The origin of the novel went beyond that. These conspiracy theories keep themselves going when there is a strongman in power. They will use assassination attempts against them as a way to consolidate their power. Hitler used the burning of the Reichstag to consolidate his power. The same with Joseph Stalin: He would claim members of his entourage he was trying to get rid of were trying to have him arrested. Another example is Fidel Castro in Cuba: He's claimed to have survived hundreds of assassination attempts over the years. When I was writing this book I was keeping some of these examples in mind.

You write extensively about the psychological effect of intimidation on the journalist, Manuela. Was this something you experienced before the book was published?

That experience of that character wasn't from me, but I was thinking about several women journalists in Caracas who were experiencing a lot of pressure at that time. ... There was an incident in which [Caracas newspaper] El Nacional's offices were being surrounded by Chavez supporters who threw Molotov cocktails. A journalist was brought into court and accused of being part of an assassination, even though she was just reporting on it.

Did you know the book would make you a target?

I was assuming, [because] as the book was going to press, there was a mini coup or absence of power. I knew tensions would

When did the threats begin?

A long time before I left. From 2003 to 2009, I lived an inner-exile. I would stay in my apartment, go hiking and teach writing workshops, but not really go out much. I felt like it was a process of becoming divorced from Venezuela.

What forms did these threats take?

There were letters from parents in very local newspapers trying to get one of my books taken out of the high school curriculum in Venezuela, and it was taken out. The second incident: I was coming back to my apartment from a writing workshop and, under the guise of it being common crime, this guy mugged me, beat me up, stabbed me in the arm and used some of the words that people were throwing at the opposition. That clued me in that it wasn't a normal robbery. One day, my mother got 80 phone calls saying they were going to cut off my head and put it in a bucket of shit.

Was moving to Pittsburgh an intense adjustment?
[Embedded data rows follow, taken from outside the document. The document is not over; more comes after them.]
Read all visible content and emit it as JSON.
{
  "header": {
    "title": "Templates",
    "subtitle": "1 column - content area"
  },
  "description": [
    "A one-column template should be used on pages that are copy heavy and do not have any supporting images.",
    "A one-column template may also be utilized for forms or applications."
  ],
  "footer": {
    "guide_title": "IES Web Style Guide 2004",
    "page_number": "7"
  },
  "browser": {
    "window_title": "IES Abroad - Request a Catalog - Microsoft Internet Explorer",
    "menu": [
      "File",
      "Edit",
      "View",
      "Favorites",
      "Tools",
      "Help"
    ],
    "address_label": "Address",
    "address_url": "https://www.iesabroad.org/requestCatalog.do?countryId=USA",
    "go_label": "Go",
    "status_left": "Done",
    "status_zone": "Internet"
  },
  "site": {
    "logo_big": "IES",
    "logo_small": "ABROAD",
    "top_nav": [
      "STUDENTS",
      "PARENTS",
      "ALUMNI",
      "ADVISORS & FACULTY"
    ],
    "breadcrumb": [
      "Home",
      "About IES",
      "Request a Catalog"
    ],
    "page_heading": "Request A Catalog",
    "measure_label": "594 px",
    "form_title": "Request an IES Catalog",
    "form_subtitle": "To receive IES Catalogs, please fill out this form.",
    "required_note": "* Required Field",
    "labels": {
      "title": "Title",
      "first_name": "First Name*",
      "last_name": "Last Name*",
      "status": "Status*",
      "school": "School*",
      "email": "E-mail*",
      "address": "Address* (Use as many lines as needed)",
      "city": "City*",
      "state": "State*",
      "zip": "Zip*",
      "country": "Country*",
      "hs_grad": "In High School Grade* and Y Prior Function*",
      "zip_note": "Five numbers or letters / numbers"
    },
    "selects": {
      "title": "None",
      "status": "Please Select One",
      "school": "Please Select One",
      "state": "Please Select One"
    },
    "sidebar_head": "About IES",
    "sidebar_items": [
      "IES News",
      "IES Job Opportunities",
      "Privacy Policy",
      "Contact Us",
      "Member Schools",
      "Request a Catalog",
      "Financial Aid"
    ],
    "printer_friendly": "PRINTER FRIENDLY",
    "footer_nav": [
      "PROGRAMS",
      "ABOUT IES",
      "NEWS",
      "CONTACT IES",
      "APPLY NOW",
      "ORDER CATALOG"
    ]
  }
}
Pittsburgh is a very calm, tranquil city compared to Caracas. Sometimes, the silence of Pittsburgh torments me, though everyone on the North Side has treated me warmly. I was able to get my daughters here: That was my biggest success. One thing I do struggle with is becoming fluent in English. Because I am a writer, it is my job to be reading in Spanish, so I can't fully immerse myself in English or in Pittsburgh. But Pittsburgh has started to show up in three of my recent novels, including some of the Homestead strikes. This novel is a Sherlock Holmes-type mystery that takes place halfway in Caracas and halfway in Pittsburgh.

Do you see yourself ever returning to Venezuela?

I don't see any time in the near future it being safe. I'd rather focus on establishing the rest of my life in the U.S. It doesn't mean I am cutting ties with my country because I am writing about it. Literature will remain my tie to the country.